Dienstag, 16. Oktober 2012

IWF vollzieht Kehrtwende in Sachen kontraktive Fiskalpolitik


Der Internationale Währungsfonds (IWF) wird seit vielen Jahren immer wieder massiv wegen seiner harten Sparauflagen kritisiert, die er zur Bedingung für Milliardenkredite an überschuldete Länder macht. Von „Kaputtsparen“ ist dabei häufig die Rede. Auch in der europäischen Schuldenkrise drängte der IWF bisher auf scharfe Einsparungen nicht zuletzt bei Sozial-, Pensions- und Gesundheitsausgaben.
Doch in seinem jüngsten globalen Wirtschaftsausblick, den der Fonds vor wenigen Tagen in Tokio präsentierte, vollzieht Chefökonom Olivier Blanchard eine Kehrtwende. Versteckt in einer Fact-Box kommt der IWF in dem Bericht (Seite 41 bis 43, Anm.) zum Schluss, dass übermäßiges Sparen das erklärte Ziel, die Schulden in einem überschaubaren Zeitraum zu verringern, verfehlt. Das kommt einem indirekten Schuldeingeständnis gleich. Die „Financial Times“ spricht in einem Kommentar von einem „Akt des Aufstands“, mehrere Finanzexperten sprachen am Wochenende von dem wichtigsten makroökonomischen Ereignis dieses Jahres.

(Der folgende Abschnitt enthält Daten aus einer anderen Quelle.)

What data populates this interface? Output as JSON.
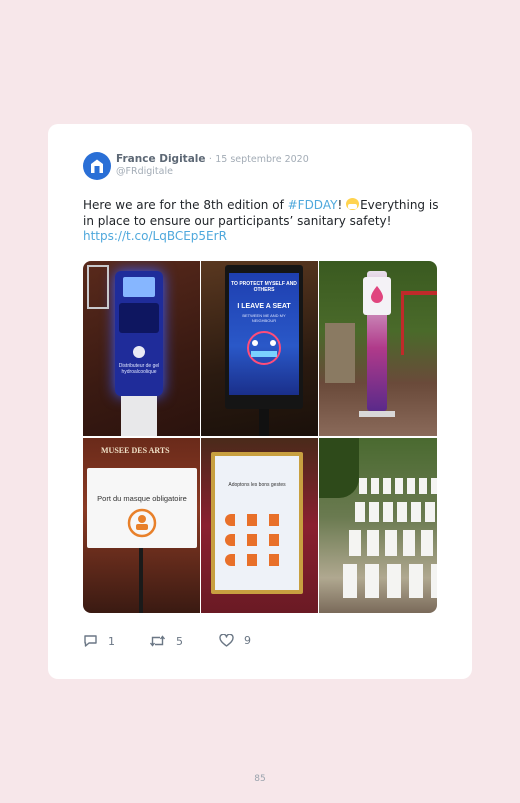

Konkret bezieht sich der IWF auf eine Studie, die zeigt, dass der Einfluss der Steuerpolitik auf das Wachstum viel höher ist als bisher angenommen - und als sie der IWF zur Basis für seine Sparauflagen machte. Demnach ging der Fonds in der Regel von einem fiskalpolitischen Multiplikator von 0,5 aus. Das bedeutet, dass die Wirtschaft für jeden Euro an öffentlichen Ausgaben weniger um 0,50 Cent schrumpft. Laut der aktuellen Studie liegt dieser Effekt aber deutlich höher - bei 0,9 bis 1,7.